Phillips points out that all of the changes in economic recordkeeping
over the past fifty years were not the result of some grand conspiracy.
They certainly did not stem from a master plan hatched in the 1960s or
1970s, of course. This does not mean, however, that there is no logic to
these developments, no broader economic and political source.
The corruption of economic data corresponds to deepening contradictions
of US and world capitalism. These contradictions impelled the
bourgeoisie to abandon a general policy of social reform that had lasted
for more than three decades, and to embark on what has been termed a
"one-sided class war", in which the services of the pro-capitalist trade
unions were utilized to carry out an unprecedented transfer of wealth
from the working population to a tiny ruling elite.
There was a step-by-step logic to all of the measures that were taken to
misrepresent basic economic statistics. Big business could not have
carried out the policies it required without falsifying economic
reality. Even though daily life became increasingly difficult for huge
sections of the working class, it was necessary to divide and disorient,
to intimidate millions with the claim that "there is no alternative",
and that what Reagan referred to as the magic of the marketplace was
creating a veritable golden age from which everyone would benefit.
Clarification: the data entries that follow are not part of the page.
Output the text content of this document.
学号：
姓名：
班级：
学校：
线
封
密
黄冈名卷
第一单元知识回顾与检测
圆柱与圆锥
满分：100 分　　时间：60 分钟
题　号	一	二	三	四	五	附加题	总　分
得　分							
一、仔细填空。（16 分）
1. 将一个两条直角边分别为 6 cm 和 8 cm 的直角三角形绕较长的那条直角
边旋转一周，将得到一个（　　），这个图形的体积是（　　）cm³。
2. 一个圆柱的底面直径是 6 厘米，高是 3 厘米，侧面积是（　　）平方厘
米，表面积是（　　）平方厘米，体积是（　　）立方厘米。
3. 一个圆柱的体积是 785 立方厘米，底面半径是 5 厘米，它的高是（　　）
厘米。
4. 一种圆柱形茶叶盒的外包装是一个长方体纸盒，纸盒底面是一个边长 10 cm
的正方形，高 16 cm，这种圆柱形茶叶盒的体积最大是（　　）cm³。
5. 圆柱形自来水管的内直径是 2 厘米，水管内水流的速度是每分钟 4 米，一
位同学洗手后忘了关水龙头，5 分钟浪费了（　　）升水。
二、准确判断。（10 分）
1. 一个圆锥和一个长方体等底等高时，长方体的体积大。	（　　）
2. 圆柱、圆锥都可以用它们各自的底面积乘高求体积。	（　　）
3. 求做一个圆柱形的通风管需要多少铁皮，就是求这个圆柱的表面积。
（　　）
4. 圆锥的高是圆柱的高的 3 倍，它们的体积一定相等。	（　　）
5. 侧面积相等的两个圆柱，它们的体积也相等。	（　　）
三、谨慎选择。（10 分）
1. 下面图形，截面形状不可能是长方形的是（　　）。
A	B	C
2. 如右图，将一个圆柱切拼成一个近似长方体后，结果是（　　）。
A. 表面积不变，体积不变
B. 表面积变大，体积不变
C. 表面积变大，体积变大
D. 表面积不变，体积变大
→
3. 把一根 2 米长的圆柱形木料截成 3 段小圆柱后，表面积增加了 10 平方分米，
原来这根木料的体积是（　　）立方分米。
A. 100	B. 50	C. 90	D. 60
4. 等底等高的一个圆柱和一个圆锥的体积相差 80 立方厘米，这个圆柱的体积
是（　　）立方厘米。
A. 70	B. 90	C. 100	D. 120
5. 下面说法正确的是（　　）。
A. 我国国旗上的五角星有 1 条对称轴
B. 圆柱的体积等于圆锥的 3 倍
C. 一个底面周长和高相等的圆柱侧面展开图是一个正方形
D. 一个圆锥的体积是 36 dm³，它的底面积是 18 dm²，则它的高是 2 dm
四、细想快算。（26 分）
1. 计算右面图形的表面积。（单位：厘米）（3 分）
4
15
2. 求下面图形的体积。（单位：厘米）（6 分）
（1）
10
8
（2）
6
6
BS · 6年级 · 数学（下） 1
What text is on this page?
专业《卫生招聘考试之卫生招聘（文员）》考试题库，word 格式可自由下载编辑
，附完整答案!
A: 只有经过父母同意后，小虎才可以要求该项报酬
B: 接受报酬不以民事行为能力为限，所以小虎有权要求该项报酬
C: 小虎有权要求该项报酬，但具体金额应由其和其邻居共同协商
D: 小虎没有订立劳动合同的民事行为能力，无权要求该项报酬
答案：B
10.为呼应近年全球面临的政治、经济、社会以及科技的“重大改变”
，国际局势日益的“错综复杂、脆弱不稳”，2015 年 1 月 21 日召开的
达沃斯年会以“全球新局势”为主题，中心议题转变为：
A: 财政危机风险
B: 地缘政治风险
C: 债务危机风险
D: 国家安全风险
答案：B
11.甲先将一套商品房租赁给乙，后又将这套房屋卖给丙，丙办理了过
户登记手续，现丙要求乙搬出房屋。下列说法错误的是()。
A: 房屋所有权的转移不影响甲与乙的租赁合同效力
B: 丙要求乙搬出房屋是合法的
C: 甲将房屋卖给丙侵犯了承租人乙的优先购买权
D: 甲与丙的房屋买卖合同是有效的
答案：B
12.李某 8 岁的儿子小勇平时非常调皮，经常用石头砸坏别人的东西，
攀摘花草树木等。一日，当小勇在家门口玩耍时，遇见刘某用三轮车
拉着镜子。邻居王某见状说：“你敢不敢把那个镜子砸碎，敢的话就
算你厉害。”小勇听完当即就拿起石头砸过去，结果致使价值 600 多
Some of the consequences of the falsification of data can be translated
into dollars and cents. If the CPI had not been systematically
understated, Phillips explains, Social Security checks would be seventy
percent greater than they currently are.
Beyond the direct impact on Social Security and other government
expenditures, an artificially low unemployment rate and poverty rate
(officially reported as twelve percent, but in fact at least twice that
figure) helped the financial and political establishment to reduce
living standards and social conditions. How many countless think tank
reports and magazine articles, trumpeted by Democratic and Republican
politicians and academic figures alike, took as the gospel truth that
the "Anglo-American" model of capitalism, compared to its more regulated
rivals in France and Germany, meant lower unemployment? This and similar
claims were based largely on lies.
American capitalism once prided itself on the accuracy of its economic
statistics. An alphabet soup of regulatory agencies carried out this
work. During the decades of the Cold War, the spokesmen for big business
always pointed to the mockery of economic data produced by the Stalinist
regimes as one more proof of the superiority of the profit system.
Today, however, the growing crisis is producing a historic reversal.
Where American capitalism once required accurate data, today it requires
lies.
Phillips's revelations share something with those of former White House
press secretary Scott McClellan. They are not exactly news, but they
represent a kind of barometer of the growing crisis that is forcing its
way into the open within official and semi-official circles.